Continuous Infusion of Recombinant Activated Factor VII Safe, Effective in Management of Congenital Hemophilia

The efficacy of recombinant activated factor VII administered by continuous infusion (rFVIIa CI) in patients with congenital hemophilia with inhibitors (CHwI) or congenital factor VII deficiency (C7D) undergoing surgery and during bleeding episodes appears to be high and comparable to that of rFVIIa delivered by bolus injection (rFVIIa BI), according to a recent literature review published in the Journal of Blood Medicine.¹ The study authors found that reported adverse drug reactions (ADRs) with rFVIIa CI were consistent with the established safety profile of rFVIIa BI.

Although rFVIIa is approved by the FDA for BI administration only for the treatment of bleeding episodes and the prevention of bleeding in surgical interventions or invasive procedures in patients with hemophilia A or B with inhibitors, congenital C7D, and Glanzmann’s thrombasthenia with refractoriness to platelets with or without antibodies, the current World Federation of Hemophilia guidelines state that the use of CI may reduce the amount of clotting factor concentrates administered, and thereby may be cost-effective, particularly in patients with severe hemophilia.² (rFVIIa is also indicated for the treatment of bleeding episodes and the prevention of bleeding in surgical interventions or invasive procedures in adults with acquired hemophilia).

The objective of the current literature review was to document the clinical experience of patients with CHwI and C7D who were treated with rFVIIa CI in order to evaluate its safety and efficacy in these patient populations. The review identified patients treated with rFVIIa CI between January 1, 1995, and September 30, 2016. The studies had to be published in English and had to include data from patients with CHwI or C7D even if other indicated uses of rFVIIa were also presented. The literature search captured a total of 241 patients who experienced 453 bleeding episodes, 223 surgical procedures, and 46 unspecified episodes (bleeds/surgeries) in which rFVIIa CI was used as part of the treatment regimen. The following were used in the data analysis:

• The safety and efficacy of 50 mcg/kg/h CI of rFVIIa following a 90 mcg/kg BI, versus a standard bolus injection regimen, was reported for 24 patients with CHwI undergoing elective surgery in an open label, randomized, phase 3 trial. Efficacy was similar between CI and BI groups at all postoperative time points assessed.
• A postmarketing surveillance study reported effective (80%) and partially effective (20%) CI of rFVIIa in a Japanese cohort of 10 patients with CHwI who underwent 15 surgical procedures.
• The safety and dosing of rFVIIa CI in patients with CHwI (n = 193) and C7D (n = 26), were reported in 11 prospective studies, 10 retrospective studies, and 30 case reports, with no unexpected safety findings reported.

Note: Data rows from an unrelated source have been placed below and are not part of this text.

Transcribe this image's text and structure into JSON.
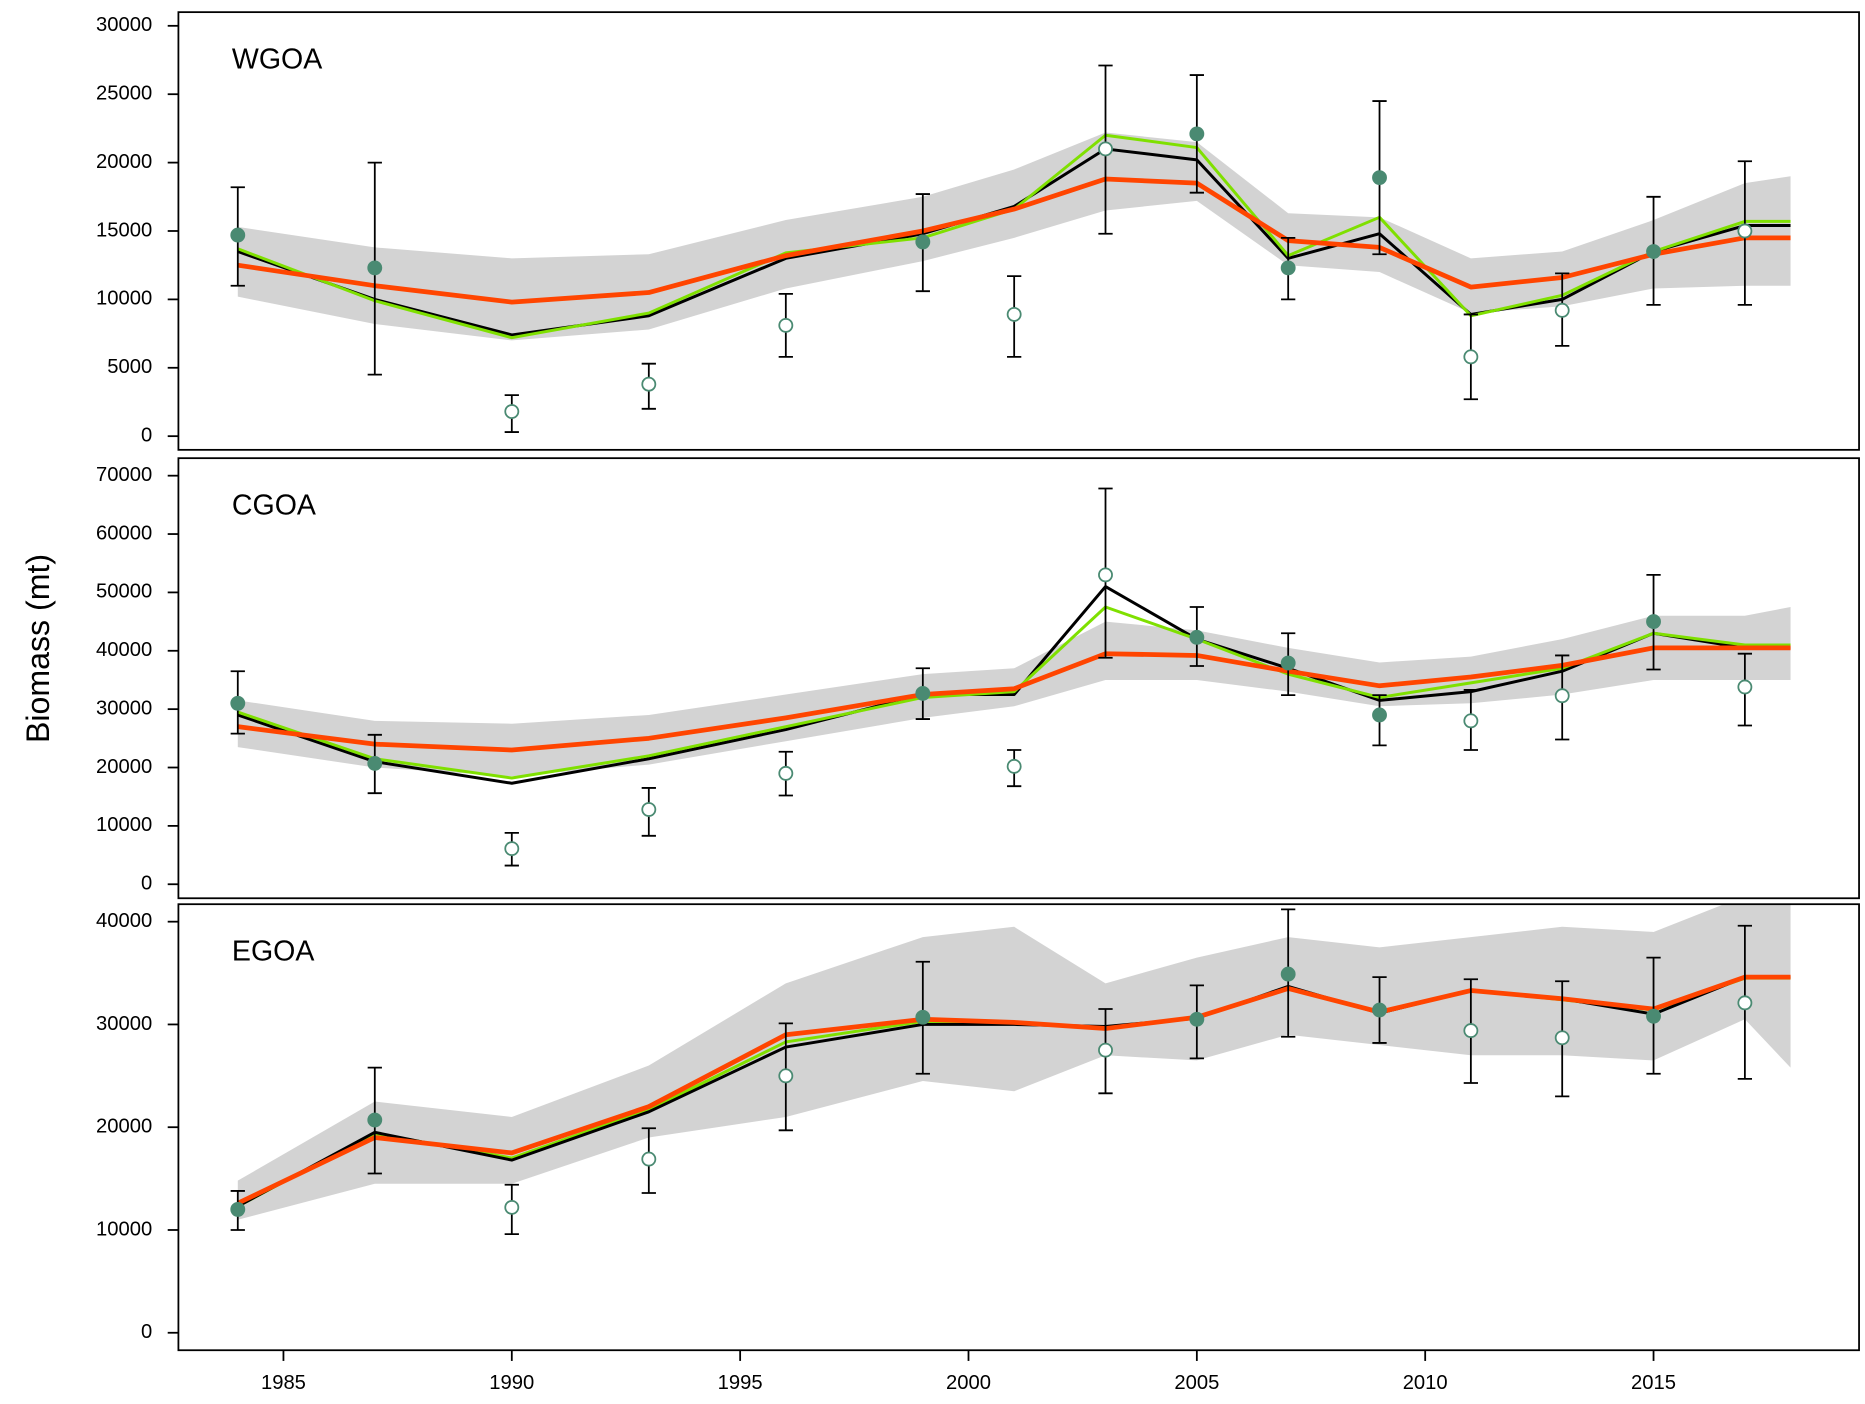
{
  "chart_data": [
    {
      "type": "line",
      "title": "WGOA",
      "x": [
        1984,
        1987,
        1990,
        1993,
        1996,
        1999,
        2001,
        2003,
        2005,
        2007,
        2009,
        2011,
        2013,
        2015,
        2017,
        2018
      ],
      "xlim": [
        1982.7,
        2019.5
      ],
      "ylim": [
        -1000,
        31000
      ],
      "yticks": [
        0,
        5000,
        10000,
        15000,
        20000,
        25000,
        30000
      ],
      "band": {
        "color": "#d3d3d3",
        "lower": [
          10200,
          8200,
          7000,
          7800,
          10800,
          12800,
          14500,
          16500,
          17200,
          12500,
          12000,
          9000,
          9500,
          10800,
          11000,
          11000
        ],
        "upper": [
          15300,
          13800,
          13000,
          13300,
          15800,
          17500,
          19500,
          22200,
          21500,
          16300,
          16000,
          13000,
          13500,
          15800,
          18500,
          19000
        ]
      },
      "series": [
        {
          "color": "#000000",
          "values": [
            13500,
            10000,
            7400,
            8800,
            13000,
            14800,
            16800,
            21000,
            20200,
            13000,
            14800,
            8900,
            10000,
            13500,
            15400,
            15400
          ]
        },
        {
          "color": "#7fe000",
          "values": [
            13700,
            9900,
            7200,
            9000,
            13400,
            14500,
            16600,
            22000,
            21100,
            13200,
            16000,
            8800,
            10300,
            13500,
            15700,
            15700
          ]
        },
        {
          "color": "#ff4500",
          "values": [
            12500,
            11000,
            9800,
            10500,
            13200,
            15000,
            16600,
            18800,
            18500,
            14300,
            13800,
            10900,
            11600,
            13300,
            14500,
            14500
          ]
        }
      ],
      "points": {
        "color": "#4a8a72",
        "x": [
          1984,
          1987,
          1990,
          1993,
          1996,
          1999,
          2001,
          2003,
          2005,
          2007,
          2009,
          2011,
          2013,
          2015,
          2017
        ],
        "values": [
          14700,
          12300,
          1800,
          3800,
          8100,
          14200,
          8900,
          21000,
          22100,
          12300,
          18900,
          5800,
          9200,
          13500,
          15000
        ],
        "lower": [
          11000,
          4500,
          300,
          2000,
          5800,
          10600,
          5800,
          14800,
          17800,
          10000,
          13300,
          2700,
          6600,
          9600,
          9600
        ],
        "upper": [
          18200,
          20000,
          3000,
          5300,
          10400,
          17700,
          11700,
          27100,
          26400,
          14500,
          24500,
          8900,
          11900,
          17500,
          20100
        ],
        "filled": [
          true,
          true,
          false,
          false,
          false,
          true,
          false,
          false,
          true,
          true,
          true,
          false,
          false,
          true,
          false
        ]
      }
    },
    {
      "type": "line",
      "title": "CGOA",
      "ylabel": "Biomass (mt)",
      "x": [
        1984,
        1987,
        1990,
        1993,
        1996,
        1999,
        2001,
        2003,
        2005,
        2007,
        2009,
        2011,
        2013,
        2015,
        2017,
        2018
      ],
      "xlim": [
        1982.7,
        2019.5
      ],
      "ylim": [
        -2400,
        73000
      ],
      "yticks": [
        0,
        10000,
        20000,
        30000,
        40000,
        50000,
        60000,
        70000
      ],
      "band": {
        "color": "#d3d3d3",
        "lower": [
          23500,
          20000,
          18500,
          20500,
          24500,
          28500,
          30500,
          35000,
          35000,
          33000,
          30500,
          31000,
          32500,
          35000,
          35000,
          35000
        ],
        "upper": [
          31500,
          28000,
          27500,
          29000,
          32500,
          36000,
          37000,
          45000,
          43500,
          40500,
          38000,
          39000,
          42000,
          46000,
          46000,
          47500
        ]
      },
      "series": [
        {
          "color": "#000000",
          "values": [
            29000,
            21000,
            17300,
            21500,
            26500,
            32500,
            32500,
            51000,
            42000,
            37000,
            31500,
            33000,
            36500,
            43000,
            40500,
            40500
          ]
        },
        {
          "color": "#7fe000",
          "values": [
            29500,
            21500,
            18200,
            22000,
            27000,
            32000,
            33000,
            47500,
            42000,
            36000,
            32000,
            34500,
            37000,
            43000,
            41000,
            41000
          ]
        },
        {
          "color": "#ff4500",
          "values": [
            27000,
            24000,
            23000,
            25000,
            28500,
            32500,
            33500,
            39500,
            39200,
            36500,
            34000,
            35500,
            37500,
            40500,
            40500,
            40500
          ]
        }
      ],
      "points": {
        "color": "#4a8a72",
        "x": [
          1984,
          1987,
          1990,
          1993,
          1996,
          1999,
          2001,
          2003,
          2005,
          2007,
          2009,
          2011,
          2013,
          2015,
          2017
        ],
        "values": [
          31000,
          20700,
          6100,
          12800,
          19000,
          32700,
          20200,
          53000,
          42300,
          37900,
          29000,
          28000,
          32300,
          45000,
          33800
        ],
        "lower": [
          25800,
          15600,
          3200,
          8300,
          15200,
          28300,
          16800,
          38800,
          37400,
          32400,
          23800,
          23000,
          24800,
          36800,
          27200
        ],
        "upper": [
          36500,
          25600,
          8800,
          16500,
          22700,
          37000,
          23000,
          67800,
          47500,
          43000,
          32400,
          33300,
          39200,
          53000,
          39500
        ],
        "filled": [
          true,
          true,
          false,
          false,
          false,
          true,
          false,
          false,
          true,
          true,
          true,
          false,
          false,
          true,
          false
        ]
      }
    },
    {
      "type": "line",
      "title": "EGOA",
      "x": [
        1984,
        1987,
        1990,
        1993,
        1996,
        1999,
        2001,
        2003,
        2005,
        2007,
        2009,
        2011,
        2013,
        2015,
        2017,
        2018
      ],
      "xlim": [
        1982.7,
        2019.5
      ],
      "ylim": [
        -1700,
        41700
      ],
      "yticks": [
        0,
        10000,
        20000,
        30000,
        40000
      ],
      "xticks": [
        1985,
        1990,
        1995,
        2000,
        2005,
        2010,
        2015
      ],
      "band": {
        "color": "#d3d3d3",
        "lower": [
          11000,
          14500,
          14500,
          19000,
          21000,
          24500,
          23500,
          27000,
          26500,
          29000,
          28000,
          27000,
          27000,
          26500,
          30500,
          25800
        ],
        "upper": [
          14800,
          22500,
          21000,
          26000,
          34000,
          38500,
          39500,
          34000,
          36500,
          38500,
          37500,
          38500,
          39500,
          39000,
          42500,
          42500
        ]
      },
      "series": [
        {
          "color": "#7fe000",
          "values": [
            12300,
            19400,
            17000,
            21700,
            28300,
            30300,
            30200,
            29600,
            30700,
            33500,
            31200,
            33300,
            32400,
            31400,
            34500,
            34500
          ]
        },
        {
          "color": "#000000",
          "values": [
            12300,
            19500,
            16800,
            21500,
            27800,
            30000,
            30000,
            29800,
            30600,
            33700,
            31100,
            33300,
            32500,
            31000,
            34600,
            34600
          ]
        },
        {
          "color": "#ff4500",
          "values": [
            12600,
            19000,
            17500,
            22000,
            29000,
            30500,
            30200,
            29600,
            30700,
            33500,
            31200,
            33300,
            32500,
            31500,
            34600,
            34600
          ]
        }
      ],
      "points": {
        "color": "#4a8a72",
        "x": [
          1984,
          1987,
          1990,
          1993,
          1996,
          1999,
          2003,
          2005,
          2007,
          2009,
          2011,
          2013,
          2015,
          2017
        ],
        "values": [
          12000,
          20700,
          12200,
          16900,
          25000,
          30700,
          27500,
          30500,
          34900,
          31400,
          29400,
          28700,
          30800,
          32100
        ],
        "lower": [
          10000,
          15500,
          9600,
          13600,
          19700,
          25200,
          23300,
          26700,
          28800,
          28200,
          24300,
          23000,
          25200,
          24700
        ],
        "upper": [
          13800,
          25800,
          14400,
          19900,
          30100,
          36100,
          31500,
          33800,
          41200,
          34600,
          34400,
          34200,
          36500,
          39600
        ],
        "filled": [
          true,
          true,
          false,
          false,
          false,
          true,
          false,
          true,
          true,
          true,
          false,
          false,
          true,
          false
        ]
      }
    }
  ]
}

The study authors said that rFVIIa has been performed safely and effectively in patients with CHwI and C7D undergoing surgery and during bleeding episodes in patients with CHwI. “CI may be a useful alternative to BI for the perioperative management of bleeding in some patients with CHwI or C7D,” they conclude. They note that the study’s analysis was limited by the inconsistent use of concomitant hemostatic agents and highly variable dosing of rFVIIa for BIs and CIs across patients and reports, which complicates the interpretation of safety and efficacy assessments. However, they point out that this and other limitations are common in the context of rare diseases, and their analysis benefited from systematically searching the published literature to obtain the maximum amount of patient data relevant to rFVIIa CI in populations of interest.

The authors recommend performing a direct comparison between BI and CI of rFVIIa in patients with C7D, the absence of which complicates the ability to recommend therapeutic dose guidelines for CI administration in this patient population.

References

1. Rajpurkar M, Cooper DL. Continuous infusion of recombinant activated factor VII: a review of data in congenital hemophilia with inhibitors and congenital factor VII deficiency. J Blood Med. 2018;9:227-239.
2. Srivastava A, Brewer AK, Mauser-Bunschoten EP, et al. Guidelines for the management of hemophilia. Haemophilia. 2013;19(1):e1-e47.